A trio of Mongrel Mob members are standing trial in the Napier District Court this week accused of kidnapping and sexually violating a woman who owed a former president of the gang's Aotearoa chapter $800 for methamphetamine he had supplied her.
Alexander Tamati, Neil Angus Benson and Hagen Taraiwa Wiremu Henare each pleaded not guilty to four counts of unlawful sexual connection, two each of kidnapping and aggravated assault and one each of assault on a female, assault with a blunt instrument and threatening to kill or do grievous bodily harm.
Crown prosecutor Steve Manning opened the Crown's case by telling the jury the complainant, a woman then aged 19 years old who knew all three accused, had been supplied methamphetamine by Tamati during the first half of 2016.
Tamati, also known as "Sandy", pleaded guilty to charges of supplying methamphetamine and possessing utensils for the Class A drug at the start of the trial yesterday.
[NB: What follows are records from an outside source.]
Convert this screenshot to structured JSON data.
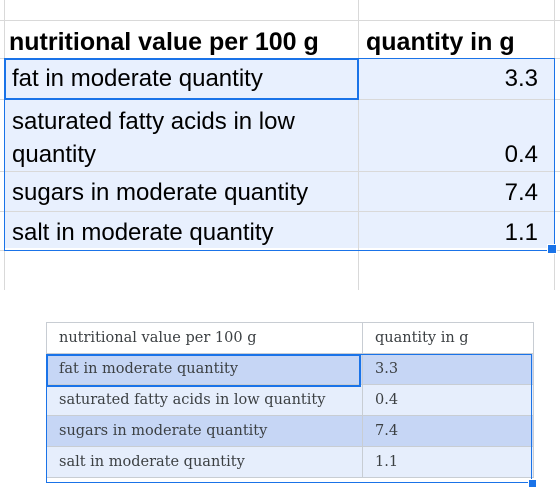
{
  "sheet": {
    "header": {
      "col1": "nutritional value per 100 g",
      "col2": "quantity in g"
    },
    "rows": [
      {
        "label": "fat in moderate quantity",
        "value": "3.3"
      },
      {
        "label": "saturated fatty acids in low",
        "label_line2": "quantity",
        "value": "0.4"
      },
      {
        "label": "sugars in moderate quantity",
        "value": "7.4"
      },
      {
        "label": "salt in moderate quantity",
        "value": "1.1"
      }
    ]
  },
  "pasted_table": {
    "header": {
      "col1": "nutritional value per 100 g",
      "col2": "quantity in g"
    },
    "rows": [
      {
        "label": "fat in moderate quantity",
        "value": "3.3"
      },
      {
        "label": "saturated fatty acids in low quantity",
        "value": "0.4"
      },
      {
        "label": "sugars in moderate quantity",
        "value": "7.4"
      },
      {
        "label": "salt in moderate quantity",
        "value": "1.1"
      }
    ]
  },
  "colors": {
    "selection_border": "#1a73e8",
    "selection_fill": "#e8f0fe",
    "grid": "#d9d9d9"
  }
}
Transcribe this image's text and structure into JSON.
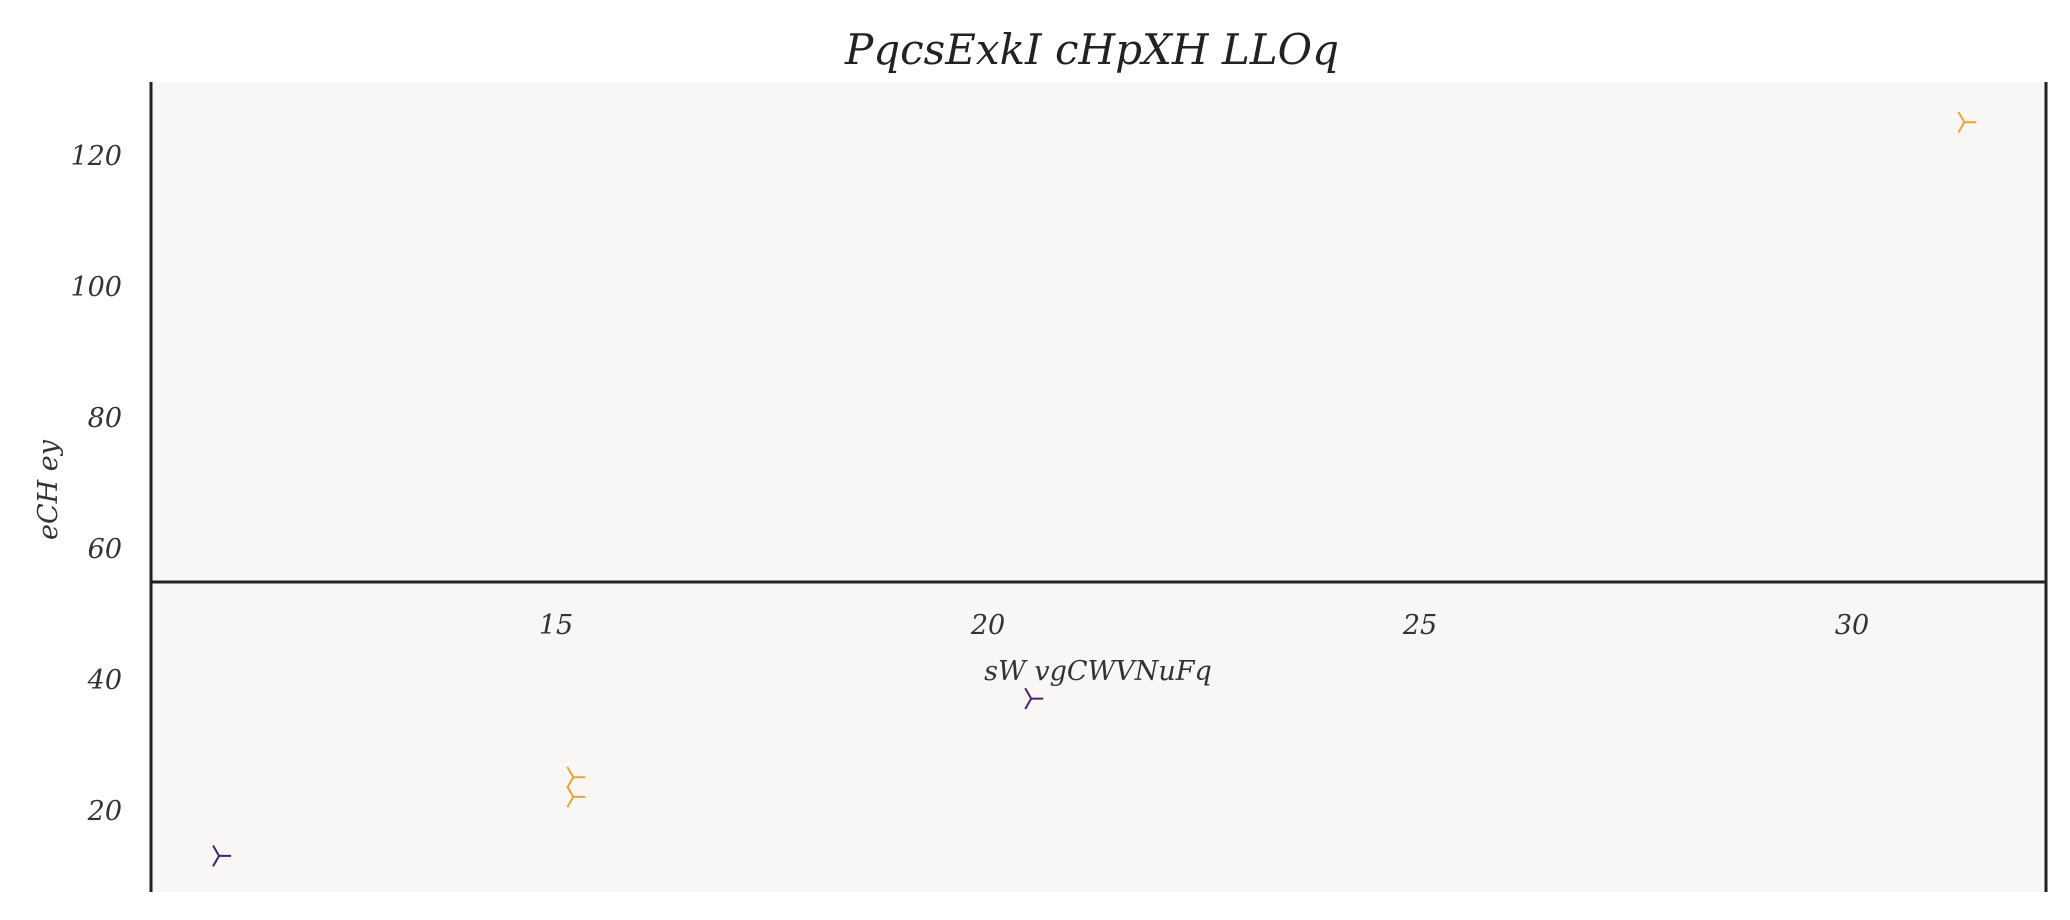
{
  "chart_data": {
    "type": "scatter",
    "title": "PqcsExkI cHpXH LLOq",
    "xlabel": "sW  vgCWVNuFq",
    "ylabel": "eCH ey",
    "x_ticks": [
      15,
      20,
      25,
      30
    ],
    "y_ticks": [
      20,
      40,
      60,
      80,
      100,
      120
    ],
    "marker": "tri_right",
    "series": [
      {
        "color": "#4b1f6f",
        "points": [
          {
            "x": 11.1,
            "y": 13
          },
          {
            "x": 20.5,
            "y": 37
          }
        ]
      },
      {
        "color": "#e8a33a",
        "points": [
          {
            "x": 15.2,
            "y": 22
          },
          {
            "x": 15.2,
            "y": 25
          },
          {
            "x": 31.3,
            "y": 125
          }
        ]
      }
    ],
    "background": "#f8f7f5"
  }
}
Mr Manning said the woman couldn't repay the 60-year-old and, after she evaded him for some months, he enlisted the services of Benson and Henare who kidnapped her in the early hours of November 26, 2016.
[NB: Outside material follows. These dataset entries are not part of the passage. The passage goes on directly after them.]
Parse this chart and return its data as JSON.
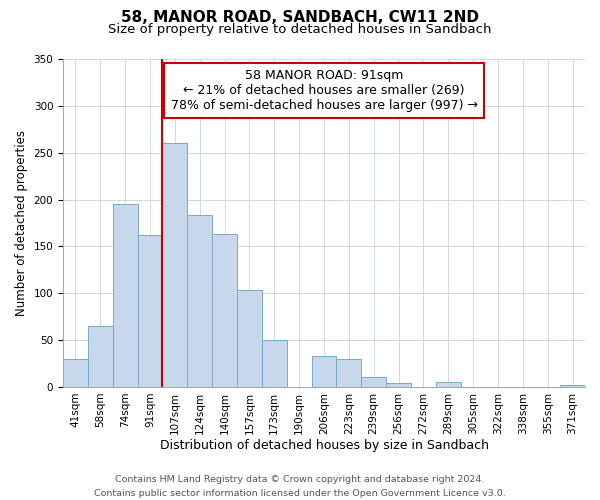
{
  "title": "58, MANOR ROAD, SANDBACH, CW11 2ND",
  "subtitle": "Size of property relative to detached houses in Sandbach",
  "xlabel": "Distribution of detached houses by size in Sandbach",
  "ylabel": "Number of detached properties",
  "bar_labels": [
    "41sqm",
    "58sqm",
    "74sqm",
    "91sqm",
    "107sqm",
    "124sqm",
    "140sqm",
    "157sqm",
    "173sqm",
    "190sqm",
    "206sqm",
    "223sqm",
    "239sqm",
    "256sqm",
    "272sqm",
    "289sqm",
    "305sqm",
    "322sqm",
    "338sqm",
    "355sqm",
    "371sqm"
  ],
  "bar_values": [
    30,
    65,
    195,
    162,
    260,
    184,
    163,
    103,
    50,
    0,
    33,
    30,
    11,
    4,
    0,
    5,
    0,
    0,
    0,
    0,
    2
  ],
  "bar_color": "#c8d8ec",
  "bar_edge_color": "#7aaac8",
  "highlight_line_color": "#cc0000",
  "annotation_text": "58 MANOR ROAD: 91sqm\n← 21% of detached houses are smaller (269)\n78% of semi-detached houses are larger (997) →",
  "annotation_box_color": "white",
  "annotation_box_edge_color": "#cc0000",
  "ylim": [
    0,
    350
  ],
  "yticks": [
    0,
    50,
    100,
    150,
    200,
    250,
    300,
    350
  ],
  "footer": "Contains HM Land Registry data © Crown copyright and database right 2024.\nContains public sector information licensed under the Open Government Licence v3.0.",
  "title_fontsize": 11,
  "subtitle_fontsize": 9.5,
  "xlabel_fontsize": 9,
  "ylabel_fontsize": 8.5,
  "tick_fontsize": 7.5,
  "annotation_fontsize": 9,
  "footer_fontsize": 6.8
}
In a string of Facebook messages read in court, the jury heard Tamati and the complainant discussing "the bill"; him telling her to come see him and "work it off".
The complainant told the court she woke up to Henare standing over her; telling her she had an appointment and that he and Benson would carry her there if they had to.
"They then drove her to the house then occupied by Mr Tamati and essentially handed her to him, one of them with the words 'parcel delivered'," Mr Manning said.
The Crown alleged she was taken to a small sitting room occupied by Tamati who then assaulted and sexually violated her.
In a DVD interview the complainant said Tamati threatened her with scissors, tapping them on her head as he told her he should cut her hair off and stab her.
She found a chance to escape when he fell asleep, but left the room only to be escorted back by the other defendants, who told her they couldn't take her home until they heard it from him, she said.
"They were sitting in the room next door making sure that if I left the room they were going to take me back in there anyway."
Benson and Henare, both 28 years old, were charged as parties to the alleged offending that happened in the room.
The complainant told the jury the pair held her down in the car as they drove her to Tamati, repeatedly telling her it was going to be okay.
She cried as she described Benson as "like a brother" to her, saying "There wasn't anything I wouldn't do for him."
The trial before Judge Tony Adeane is expected to last three to four days.